£3.4m conservation project concludes at Belsay Hall, Castle and Gardens

Image: Belsay Hall and Gardens

Northumberland venue’s two-year restoration has revived the historic castle, gardens, and Grecian architecture

A major two-year conservation and revival project at Northumberland’s Belsay Hall, Castle and Gardens is today completed.

Featuring Grecian architecture, a medieval castle and 30-acre Grade I-listed gardens, the project to revive the buildings and grounds has been backed by £3.4 million from The National Lottery Heritage Fund, alongside support from Garfield Weston Foundation and The Foyle Foundation.

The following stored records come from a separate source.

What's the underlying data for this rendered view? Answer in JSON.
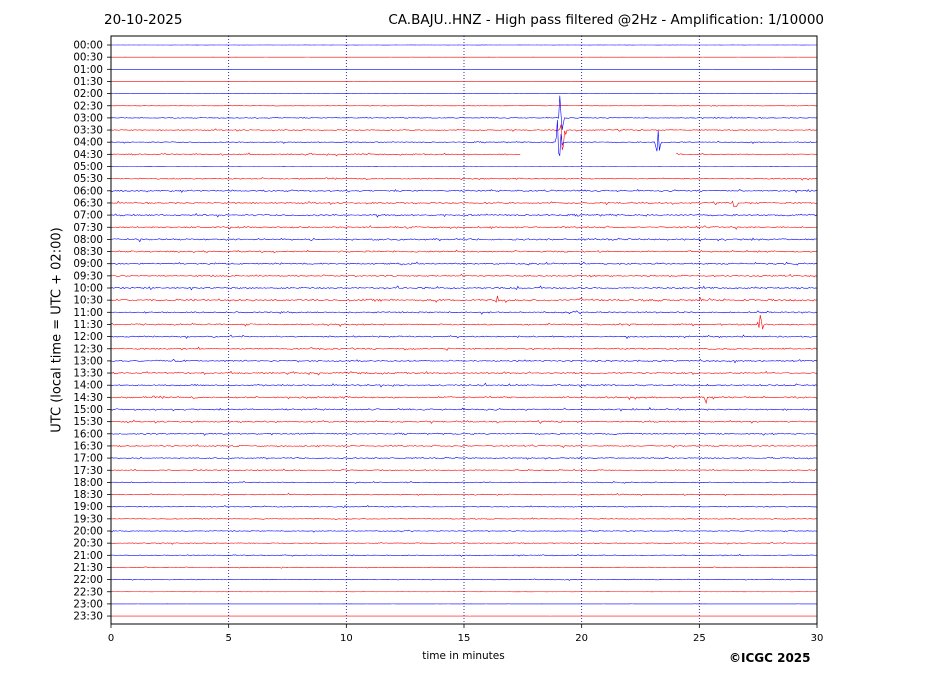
{
  "header": {
    "date": "20-10-2025",
    "title": "CA.BAJU..HNZ - High pass filtered @2Hz - Amplification: 1/10000"
  },
  "copyright": "©ICGC 2025",
  "colors": {
    "odd_trace": "#ff0000",
    "even_trace": "#0000ff",
    "frame": "#000000",
    "grid": "#000080"
  },
  "chart_data": {
    "type": "line",
    "xlabel": "time in minutes",
    "ylabel": "UTC (local time = UTC + 02:00)",
    "xlim": [
      0,
      30
    ],
    "x_ticks": [
      0,
      5,
      10,
      15,
      20,
      25,
      30
    ],
    "grid": "vertical dotted at x ticks",
    "rows": [
      "00:00",
      "00:30",
      "01:00",
      "01:30",
      "02:00",
      "02:30",
      "03:00",
      "03:30",
      "04:00",
      "04:30",
      "05:00",
      "05:30",
      "06:00",
      "06:30",
      "07:00",
      "07:30",
      "08:00",
      "08:30",
      "09:00",
      "09:30",
      "10:00",
      "10:30",
      "11:00",
      "11:30",
      "12:00",
      "12:30",
      "13:00",
      "13:30",
      "14:00",
      "14:30",
      "15:00",
      "15:30",
      "16:00",
      "16:30",
      "17:00",
      "17:30",
      "18:00",
      "18:30",
      "19:00",
      "19:30",
      "20:00",
      "20:30",
      "21:00",
      "21:30",
      "22:00",
      "22:30",
      "23:00",
      "23:30"
    ],
    "row_activity": [
      0.02,
      0.02,
      0.02,
      0.02,
      0.02,
      0.12,
      0.25,
      0.3,
      0.3,
      0.35,
      0.02,
      0.35,
      0.45,
      0.4,
      0.5,
      0.45,
      0.5,
      0.45,
      0.45,
      0.4,
      0.5,
      0.6,
      0.4,
      0.45,
      0.4,
      0.4,
      0.45,
      0.45,
      0.45,
      0.5,
      0.45,
      0.4,
      0.4,
      0.35,
      0.35,
      0.35,
      0.3,
      0.3,
      0.3,
      0.25,
      0.25,
      0.25,
      0.25,
      0.2,
      0.2,
      0.02,
      0.02,
      0.02
    ],
    "row_gaps": [
      {
        "row": "04:30",
        "from": 17.4,
        "to": 24.0
      },
      {
        "row": "04:30",
        "from": 23.4,
        "to": 23.9
      }
    ],
    "events": [
      {
        "row": "03:00",
        "minute": 19.1,
        "amplitude": 3.2
      },
      {
        "row": "03:30",
        "minute": 19.2,
        "amplitude": 2.5
      },
      {
        "row": "04:00",
        "minute": 19.05,
        "amplitude": 4.5
      },
      {
        "row": "04:00",
        "minute": 23.25,
        "amplitude": 2.2
      },
      {
        "row": "06:30",
        "minute": 26.5,
        "amplitude": 0.6
      },
      {
        "row": "10:30",
        "minute": 16.4,
        "amplitude": 0.8
      },
      {
        "row": "10:30",
        "minute": 19.9,
        "amplitude": 0.9
      },
      {
        "row": "11:30",
        "minute": 27.6,
        "amplitude": 0.9
      },
      {
        "row": "14:30",
        "minute": 25.3,
        "amplitude": 0.6
      }
    ]
  }
}
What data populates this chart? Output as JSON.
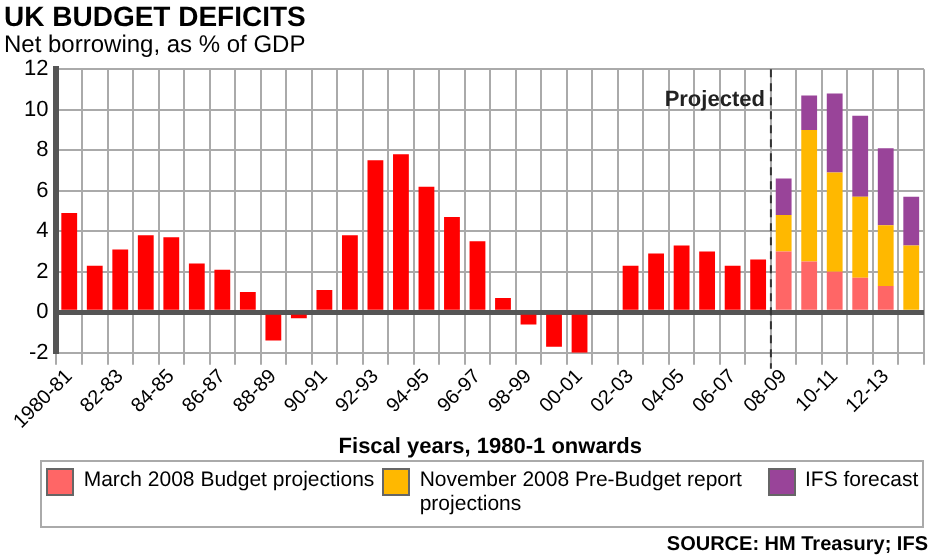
{
  "chart_data": {
    "type": "bar",
    "title": "UK BUDGET DEFICITS",
    "subtitle": "Net borrowing, as % of GDP",
    "xlabel": "Fiscal years, 1980-1 onwards",
    "categories": [
      "1980-81",
      null,
      "82-83",
      null,
      "84-85",
      null,
      "86-87",
      null,
      "88-89",
      null,
      "90-91",
      null,
      "92-93",
      null,
      "94-95",
      null,
      "96-97",
      null,
      "98-99",
      null,
      "00-01",
      null,
      "02-03",
      null,
      "04-05",
      null,
      "06-07",
      null,
      "08-09",
      null,
      "10-11",
      null,
      "12-13",
      null
    ],
    "series": [
      {
        "color": "#ff0000",
        "values": [
          4.9,
          2.3,
          3.1,
          3.8,
          3.7,
          2.4,
          2.1,
          1.0,
          -1.4,
          -0.3,
          1.1,
          3.8,
          7.5,
          7.8,
          6.2,
          4.7,
          3.5,
          0.7,
          -0.6,
          -1.7,
          -2.0,
          null,
          2.3,
          2.9,
          3.3,
          3.0,
          2.3,
          2.6,
          null,
          null,
          null,
          null,
          null,
          null
        ]
      },
      {
        "name": "March 2008 Budget projections",
        "color": "#ff6666",
        "values": [
          null,
          null,
          null,
          null,
          null,
          null,
          null,
          null,
          null,
          null,
          null,
          null,
          null,
          null,
          null,
          null,
          null,
          null,
          null,
          null,
          null,
          null,
          null,
          null,
          null,
          null,
          null,
          null,
          3.0,
          2.5,
          2.0,
          1.7,
          1.3,
          null
        ]
      },
      {
        "name": "November 2008 Pre-Budget report projections",
        "color": "#ffb800",
        "values": [
          null,
          null,
          null,
          null,
          null,
          null,
          null,
          null,
          null,
          null,
          null,
          null,
          null,
          null,
          null,
          null,
          null,
          null,
          null,
          null,
          null,
          null,
          null,
          null,
          null,
          null,
          null,
          null,
          1.8,
          6.5,
          4.9,
          4.0,
          3.0,
          3.3
        ]
      },
      {
        "name": "IFS forecast",
        "color": "#994499",
        "values": [
          null,
          null,
          null,
          null,
          null,
          null,
          null,
          null,
          null,
          null,
          null,
          null,
          null,
          null,
          null,
          null,
          null,
          null,
          null,
          null,
          null,
          null,
          null,
          null,
          null,
          null,
          null,
          null,
          1.8,
          1.7,
          3.9,
          4.0,
          3.8,
          2.4
        ]
      }
    ],
    "stacked": true,
    "ylim": [
      -2,
      12
    ],
    "yticks": [
      -2,
      0,
      2,
      4,
      6,
      8,
      10,
      12
    ],
    "grid": true,
    "legend": "bottom",
    "ref_lines": [
      {
        "axis": "x",
        "value": "08-09",
        "label": "Projected",
        "line_style": "dashed",
        "color": "#333333"
      }
    ],
    "annotations": [
      "SOURCE: HM Treasury; IFS"
    ]
  }
}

Among the work completed is the replacement of the Hall’s roof. Its unique architectural design, based on the still-standing Temple of Hephaestus in Athens, had caused leaks and damp issues for over two hundred years.

The Hall was designed by Sir Charles Monck after a two year-long honeymoon taking in the classical sites of Greece.

Mark Douglas, English Heritage’s Properties Curator, explained: “Belsay Hall’s concealed gutters proved, over the next two hundred years, to be its downfall; it appears that Monck hadn’t accounted for Northumberland’s harsh winters! It has been such a relief to finally banish the damp from the Hall and safeguard Belsay for future generations.”

The interior of Belsay Hall

The castle’s medieval stonework has also been repaired. Outside, landscape designer and gardener Dan Pearson planned a new scheme to add over 80,000 new plants. In the Hall woodland garden alone, which had become swamped by overgrown laurels and rhododendrons, 35,000 plants have been added, restoring previously lost historic views on Crag Wood’s scenic walk.

John Watkins, English Heritage’s Head of Gardens and Landscapes, said: “ With the help of international plantsman and designer Dan Pearson, we have rejuvenated the more formal gardens and Hall Woodland Garden.

‘Dan’s plantsmanship and painterly eye have helped to bring out the individual character of the extensive garden areas which will provide beauty and interest throughout the year.”

New interpretation includes projected animation and soundscape on the ground floor, and the exploration of ‘The Wildman’ – a medieval mythical figure which features on the coat of arms of the Middleton family who owned Belsay for over 700 years.